I told Beatrice — that’s Beatrice Hitchcock, AAUF’s interim minister — to title my talk “Take it to Heart: Faith & LGBT Youth.” “The first half of that title,” I told her, “is based on a poem I wrote, called ‘Sermon,’ which I plan to begin my presentation with” — that’s a poem based on the Book of Job — and went on to explain,
I will probably continue the presentation after the poem with Job: the idea of holding on to one’s integrity, in line with the UU principle of “the inherent dignity and worth of every person” and how members of liberal faiths needs not only to teach that to “their own” but also to reach out to people who have been taught to internalize self-hate & give them new heart… as it were.
(Yes, I’ve been reading a bit about Unitarian Universalism. I’m not a member, stubborn non-joiner me — but I am in profound agreement with the Unitarian Universalist 7 principles, the first of which — “The inherent worth and dignity of every person” — I relate to all that I think about that so-important-to-me word, integrity.)

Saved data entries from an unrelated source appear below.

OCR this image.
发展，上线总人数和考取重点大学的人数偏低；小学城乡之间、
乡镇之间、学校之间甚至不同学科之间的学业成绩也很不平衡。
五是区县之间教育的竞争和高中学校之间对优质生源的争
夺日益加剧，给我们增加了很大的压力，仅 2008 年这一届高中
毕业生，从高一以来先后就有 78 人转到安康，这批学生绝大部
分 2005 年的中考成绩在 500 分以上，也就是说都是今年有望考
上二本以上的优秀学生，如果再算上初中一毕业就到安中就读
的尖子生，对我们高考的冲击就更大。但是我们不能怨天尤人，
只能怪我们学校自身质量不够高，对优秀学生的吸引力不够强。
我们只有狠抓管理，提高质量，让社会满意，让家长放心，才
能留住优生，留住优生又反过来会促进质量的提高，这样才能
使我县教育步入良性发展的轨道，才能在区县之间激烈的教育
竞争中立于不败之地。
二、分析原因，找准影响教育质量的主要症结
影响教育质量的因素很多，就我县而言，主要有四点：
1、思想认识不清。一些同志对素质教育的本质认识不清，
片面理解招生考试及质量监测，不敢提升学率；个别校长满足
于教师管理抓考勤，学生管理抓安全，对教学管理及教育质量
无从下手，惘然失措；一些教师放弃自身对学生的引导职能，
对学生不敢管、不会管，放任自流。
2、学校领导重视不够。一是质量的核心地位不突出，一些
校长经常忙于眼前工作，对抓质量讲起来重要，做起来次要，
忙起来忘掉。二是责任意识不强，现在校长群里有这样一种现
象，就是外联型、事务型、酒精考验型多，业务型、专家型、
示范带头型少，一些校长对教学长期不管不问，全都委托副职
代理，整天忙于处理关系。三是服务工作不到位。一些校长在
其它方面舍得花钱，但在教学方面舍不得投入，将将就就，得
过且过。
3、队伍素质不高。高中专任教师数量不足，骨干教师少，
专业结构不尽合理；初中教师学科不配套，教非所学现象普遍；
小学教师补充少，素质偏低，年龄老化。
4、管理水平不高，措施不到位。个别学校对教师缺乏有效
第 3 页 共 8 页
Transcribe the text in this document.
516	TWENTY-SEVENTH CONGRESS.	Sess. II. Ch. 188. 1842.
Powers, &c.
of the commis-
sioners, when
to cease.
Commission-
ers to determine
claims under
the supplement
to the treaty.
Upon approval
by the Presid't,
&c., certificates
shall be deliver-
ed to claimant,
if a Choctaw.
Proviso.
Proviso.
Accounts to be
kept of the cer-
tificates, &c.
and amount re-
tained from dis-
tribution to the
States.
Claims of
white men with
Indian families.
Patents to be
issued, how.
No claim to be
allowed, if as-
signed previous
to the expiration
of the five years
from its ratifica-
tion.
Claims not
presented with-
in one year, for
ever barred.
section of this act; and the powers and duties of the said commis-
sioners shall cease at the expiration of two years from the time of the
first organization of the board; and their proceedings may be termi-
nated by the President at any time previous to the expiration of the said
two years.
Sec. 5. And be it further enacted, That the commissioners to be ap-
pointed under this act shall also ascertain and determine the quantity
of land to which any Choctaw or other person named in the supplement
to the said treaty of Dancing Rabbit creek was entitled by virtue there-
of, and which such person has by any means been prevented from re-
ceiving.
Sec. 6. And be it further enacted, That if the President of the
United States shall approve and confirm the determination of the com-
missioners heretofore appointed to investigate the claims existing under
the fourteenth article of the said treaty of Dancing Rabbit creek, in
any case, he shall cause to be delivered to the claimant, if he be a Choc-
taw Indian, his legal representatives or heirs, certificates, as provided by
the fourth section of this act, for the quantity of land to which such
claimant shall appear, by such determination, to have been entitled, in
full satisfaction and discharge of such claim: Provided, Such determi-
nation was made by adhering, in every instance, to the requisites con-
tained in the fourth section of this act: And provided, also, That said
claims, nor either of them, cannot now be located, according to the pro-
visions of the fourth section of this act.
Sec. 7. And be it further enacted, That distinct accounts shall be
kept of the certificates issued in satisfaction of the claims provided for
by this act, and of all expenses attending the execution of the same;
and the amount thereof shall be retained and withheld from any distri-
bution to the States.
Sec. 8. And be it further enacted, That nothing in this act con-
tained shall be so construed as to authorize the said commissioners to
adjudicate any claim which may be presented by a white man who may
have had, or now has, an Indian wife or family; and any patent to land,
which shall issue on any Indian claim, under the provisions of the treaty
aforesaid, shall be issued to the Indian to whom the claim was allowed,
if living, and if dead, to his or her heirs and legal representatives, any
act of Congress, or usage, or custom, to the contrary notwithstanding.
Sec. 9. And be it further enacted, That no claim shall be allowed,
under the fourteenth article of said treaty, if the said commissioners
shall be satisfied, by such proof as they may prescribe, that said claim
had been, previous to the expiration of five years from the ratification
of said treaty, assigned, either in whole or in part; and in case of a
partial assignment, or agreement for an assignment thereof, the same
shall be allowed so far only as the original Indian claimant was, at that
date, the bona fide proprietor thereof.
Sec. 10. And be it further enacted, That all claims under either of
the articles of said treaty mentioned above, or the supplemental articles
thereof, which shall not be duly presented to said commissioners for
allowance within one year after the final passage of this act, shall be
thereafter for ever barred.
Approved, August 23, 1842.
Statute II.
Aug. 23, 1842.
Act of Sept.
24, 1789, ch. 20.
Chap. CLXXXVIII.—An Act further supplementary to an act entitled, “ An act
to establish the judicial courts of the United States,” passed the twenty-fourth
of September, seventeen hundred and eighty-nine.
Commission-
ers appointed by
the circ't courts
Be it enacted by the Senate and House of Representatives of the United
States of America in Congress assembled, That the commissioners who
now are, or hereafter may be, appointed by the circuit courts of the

And then again, I might want to talk about the Book of Job because I’ve been delving deeply into my email-retentive archives. The archives, in particular, of an email discussion list I belonged to during the latter half of 1998, when I was reeling from the loss of a relationship & the betrayal I felt over it. As it happened, my partner & I later came back together — but in 1998 I didn’t know that would happen, & in 1998 I was hurting. Hurting like Hell. And anyone who was on that list knows just exactly the double-sense in which I mean that word.
(Parenthetical: The character Hell from my portion of the shared story I crafted on that list has been renamed Helvetti in the novel form of the story, which is called Mistress of Woodland. Which I am working on again. Which is why I’m delving into the email archive, because it holds much of the raw material of which Mistress of Woodland is made. Helvetti is Finnish for hell.)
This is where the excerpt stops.